Re: empty quoted strings and other oddities

Keith Moore <moore@cs.utk.edu> Thu, 03 October 2002 13:16 UTC

Received: (from majordomo@localhost) by above.proper.com (8.11.6/8.11.3) id g93DGPF28213 for ietf-822-bks; Thu, 3 Oct 2002 06:16:25 -0700 (PDT)
Received: from astro.cs.utk.edu (astro.cs.utk.edu [160.36.58.43]) by above.proper.com (8.11.6/8.11.3) with ESMTP id g93DGNv28206 for <ietf-822@imc.org>; Thu, 3 Oct 2002 06:16:23 -0700 (PDT)
Received: from astro.cs.utk.edu (localhost [127.0.0.1]) by astro.cs.utk.edu (cf 8.9.3) with ESMTP id g93DGJ002707; Thu, 3 Oct 2002 09:16:19 -0400 (EDT)
Message-Id: <200210031316.g93DGJ002707@astro.cs.utk.edu>
X-URI: http://www.cs.utk.edu/~moore/
From: Keith Moore <moore@cs.utk.edu>
To: Gary Feldman <gaf@ziplink.net>
cc: ietf-822@imc.org
Subject: Re: empty quoted strings and other oddities
In-reply-to: (Your message of "Wed, 02 Oct 2002 22:28:34 EDT.") <000e01c26a84$9358e8a0$0201010a@alice>
Date: Thu, 03 Oct 2002 09:16:19 -0400
Sender: owner-ietf-822@mail.imc.org
Precedence: bulk
List-Archive: <http://www.imc.org/ietf-822/mail-archive/>
List-ID: <ietf-822.imc.org>
List-Unsubscribe: <mailto:ietf-822-request@imc.org?body=unsubscribe>

> The main problem with this analysis is that it ignores the comparison with
> semantic side catching of the problem.  Also, the issue at hand is a
> boundary condition, and hence the test cases need to be there, regardless 
> of how it's defined.

first of all, it's really not a boundary condition - it's just one example 
of an invalid address.   second, your conclusion doesn't follow even if
it is a boundary condition - all that is necessary is that it not cause
any problems.

(""@example.com is not inherently invalid, nor should we restrict strings
to having 1 or more characters - because there are cases where some strings 
need to be zero length)

> Finally, whether or not it actually causes that extra effort and cost
> of learning depends on how it's implemented in the first place.  

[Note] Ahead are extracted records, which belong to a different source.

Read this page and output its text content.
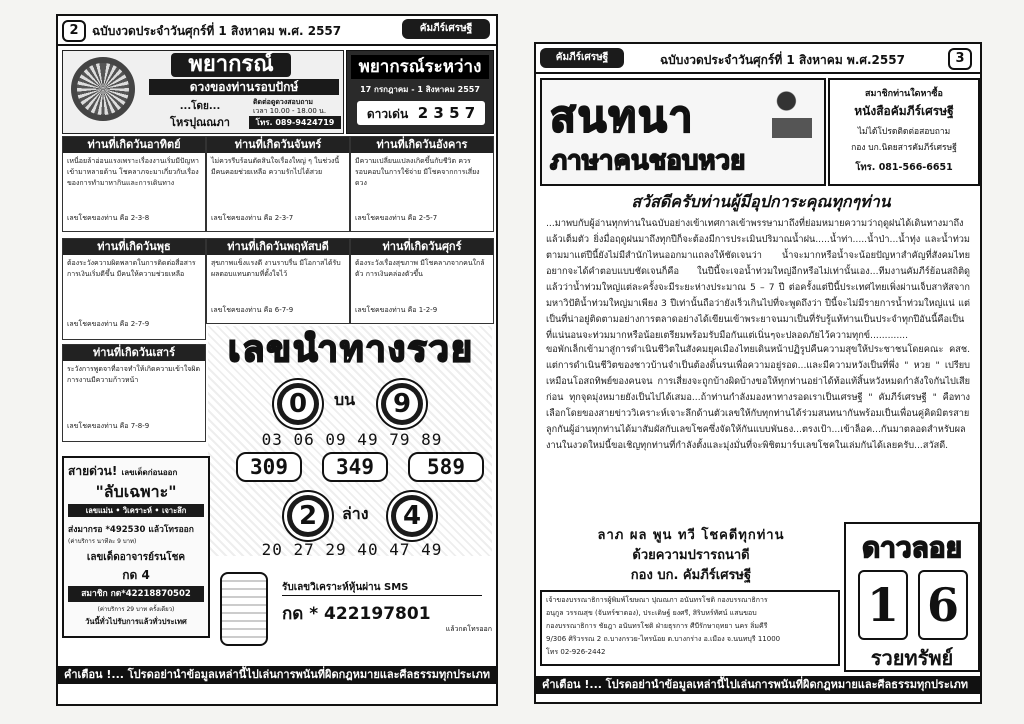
2	ฉบับงวดประจำวันศุกร์ที่ 1 สิงหาคม พ.ศ. 2557	คัมภีร์เศรษฐี
พยากรณ์
ดวงของท่านรอบปักษ์
...โดย...
โหรปุณณภา
ติดต่อดูดวงสอบถาม
เวลา 10.00 - 18.00 น.
โทร. 089-9424719
พยากรณ์ระหว่าง
17 กรกฎาคม - 1 สิงหาคม 2557
ดาวเด่น 2 3 5 7
ท่านที่เกิดวันอาทิตย์
เหนื่อยล้าอ่อนแรงเพราะเรื่องงานเริ่มมีปัญหาเข้ามาหลายด้าน โชคลาภจะมาเกี่ยวกับเรื่องของการทำมาหากินและการเดินทาง
เลขโชคของท่าน คือ 2-3-8
ท่านที่เกิดวันจันทร์
ไม่ควรรีบร้อนตัดสินใจเรื่องใหญ่ ๆ ในช่วงนี้ มีคนคอยช่วยเหลือ ความรักไปได้สวย
เลขโชคของท่าน คือ 2-3-7
ท่านที่เกิดวันอังคาร
มีความเปลี่ยนแปลงเกิดขึ้นกับชีวิต ควรรอบคอบในการใช้จ่าย มีโชคจากการเสี่ยงดวง
เลขโชคของท่าน คือ 2-5-7
ท่านที่เกิดวันพุธ
ต้องระวังความผิดพลาดในการติดต่อสื่อสาร การเงินเริ่มดีขึ้น มีคนให้ความช่วยเหลือ
เลขโชคของท่าน คือ 2-7-9
ท่านที่เกิดวันพฤหัสบดี
สุขภาพแข็งแรงดี งานราบรื่น มีโอกาสได้รับผลตอบแทนตามที่ตั้งใจไว้
เลขโชคของท่าน คือ 6-7-9
ท่านที่เกิดวันศุกร์
ต้องระวังเรื่องสุขภาพ มีโชคลาภจากคนใกล้ตัว การเงินคล่องตัวขึ้น
เลขโชคของท่าน คือ 1-2-9
ท่านที่เกิดวันเสาร์
ระวังการพูดจาที่อาจทำให้เกิดความเข้าใจผิด การงานมีความก้าวหน้า
เลขโชคของท่าน คือ 7-8-9
เลขนำทางรวย
0	บน 9
03 06 09 49 79 89
309	349	589
2	ล่าง 4
20 27 29 40 47 49
สายด่วน! เลขเด็ดก่อนออก
"ลับเฉพาะ"
เลขแม่น • วิเคราะห์ • เจาะลึก
ส่งมากรอ *492530 แล้วโทรออก
(ค่าบริการ นาทีละ 9 บาท)
เลขเด็ดอาจารย์รนโชค
กด 4
สมาชิก กด*42218870502
(ค่าบริการ 29 บาท ครั้งเดียว)
วันนี้ทั่วไปรับการแล้วทั่วประเทศ
รับเลขวิเคราะห์หุ้นผ่าน SMS
กด * 422197801
แล้วกดโทรออก
คำเตือน !... โปรดอย่านำข้อมูลเหล่านี้ไปเล่นการพนันที่ผิดกฎหมายและศีลธรรมทุกประเภท
คัมภีร์เศรษฐี	ฉบับงวดประจำวันศุกร์ที่ 1 สิงหาคม พ.ศ.2557	3
สนทนา
ภาษาคนชอบหวย
สมาชิกท่านใดหาซื้อ
หนังสือคัมภีร์เศรษฐี
ไม่ได้โปรดติดต่อสอบถาม
กอง บก.นิตยสารคัมภีร์เศรษฐี
โทร. 081-566-6651
สวัสดีครับท่านผู้มีอุปการะคุณทุกๆท่าน
...มาพบกับผู้อ่านทุกท่านในฉบับอย่างเข้าเทศกาลเข้าพรรษามาถึงที่ย่อมหมายความว่าฤดูฝนได้เดินทางมาถึงแล้วเต็มตัว ยิ่งมื่อฤดูฝนมาถึงทุกปีก็จะต้องมีการประเมินปริมาณน้ำฝน.....น้ำท่า.....น้ำป่า...น้ำทุ่ง และน้ำท่วมตามมาแต่ปีนี้ยังไม่มีสำนักไหนออกมาแถลงให้ชัดเจนว่า น้ำจะมากหรือน้ำจะน้อยปัญหาสำคัญที่สังคมไทยอยากจะได้คำตอบแบบชัดเจนก็คือ ในปีนี้จะเจอน้ำท่วมใหญ่อีกหรือไม่เท่านั้นเอง...ทีมงานคัมภีร์ย้อนสถิติดูแล้วว่าน้ำท่วมใหญ่แต่ละครั้งจะมีระยะห่างประมาณ 5 – 7 ปี ต่อครั้งแต่ปีนี้ประเทศไทยเพิ่งผ่านเจ็บสาหัสจากมหาวิปัติน้ำท่วมใหญ่มาเพียง 3 ปีเท่านั้นถือว่ายังเร็วเกินไปที่จะพูดถึงว่า ปีนี้จะไม่มีรายการน้ำท่วมใหญ่แน่ แต่เป็นที่น่าอยู่ติดตามอย่างการตลาดอย่างได้เขียนเข้าพระยาจนมาเป็นที่รับรู้แท้ท่านเป็นประจำทุกปีอันนี้คือเป็นที่แน่นอนจะท่วมมากหรือน้อยเตรียมพร้อมรับมือกันแต่เนิ่นๆจะปลอดภัยไว้ความทุกข์.............
ขอพักเล็กเข้ามาสู่การดำเนินชีวิตในสังคมยุคเมืองไทยเดินหน้าปฏิรูปคืนความสุขให้ประชาชนโดยคณะ คสช. แต่การดำเนินชีวิตของชาวบ้านจำเป็นต้องดิ้นรนเพื่อความอยู่รอด...และมีความหวังเป็นที่พึ่ง " หวย " เปรียบเหมือนโอสถทิพย์ของคนจน การเสี่ยงจะถูกบ้างผิดบ้างขอให้ทุกท่านอย่าได้ท้อแท้สิ้นหวังหมดกำลังใจกันไปเสียก่อน ทุกจุดมุ่งหมายยังเป็นไปได้เสมอ...ถ้าท่านกำลังมองหาทางรอดเราเป็นเศรษฐี " คัมภีร์เศรษฐี " คือทางเลือกโดยของสายข่าววิเคราะห์เจาะลึกด้านตัวเลขให้กับทุกท่านได้ร่วมสนทนากันพร้อมเป็นเพื่อนคู่คิดมิตรสายลูกกันผู้อ่านทุกท่านได้มาสัมผัสกับเลขโชคซึ่งจัดให้กันแบบพันธง...ตรงเป้า...เข้าล็อค...กันมาตลอดสำหรับผลงานในงวดใหม่นี้ขอเชิญทุกท่านที่กำลังตั้งและมุ่งมั่นที่จะพิชิตมาร์บเลขโชคในเล่มกันได้เลยครับ...สวัสดี.
ลาภ ผล พูน ทวี โชคดีทุกท่าน
ด้วยความปรารถนาดี
กอง บก. คัมภีร์เศรษฐี
เจ้าของบรรณาธิการผู้พิมพ์โฆษณา ปุณณภา อนันทรโชติ กองบรรณาธิการ
อนุกูล วรรณสุข (จันทร์ชาดอง), ประเดิษฐ์ ยงศรี, สิริบหร์ทัศน์ แสนขอบ
กองบรรณาธิการ ชัยฎา อนันทรโชติ ฝ่ายธุรการ ศีบีรักษาฤทยา นคร ลิ่มคีรี
9/306 ศิริวรรณ 2 ถ.บางกรวย-ไทรน้อย ต.บางกร่าง อ.เมือง จ.นนทบุรี 11000
โทร 02-926-2442
ดาวลอย
1 6
รวยทรัพย์
คำเตือน !... โปรดอย่านำข้อมูลเหล่านี้ไปเล่นการพนันที่ผิดกฎหมายและศีลธรรมทุกประเภท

well, it's not like those thousands of existing implementations of email
software are going to change their implementation techniques just to
accomodate this case.  

as for use of lex, I've tried it.  it's not a good fit.  2822 syntax analysis 
is somewhat context-dependent (is "Mon" a day or an atom?),  good error 
recovery is difficult, and you need to have the lexical analyzer recover from
common syntax errors (such as putting dot in a phrase) in situations where
look-ahead is required to disambiguate that kind of error from other 
errors.

Having done both, I can confidently say that it's easier to write correct 
C code to do the scanning than to write correct lex code to do it.

> Granted, many implementations won't be so eloquent, but again, the 
> extent to which that should be allowed to hamper progress should be limited.

adding cruft to the standard (or to code) to detect cases which
never happen is not progress.  progress is increasing the reliability
of mail delivery.  if you want to make that kind of progress, you
need to do something about stupid spam filtering, DNS misconfiguration,
and MTA misconfiguration.  of course, it's much easier to think of 
solutions to problems that don't exist.

Keth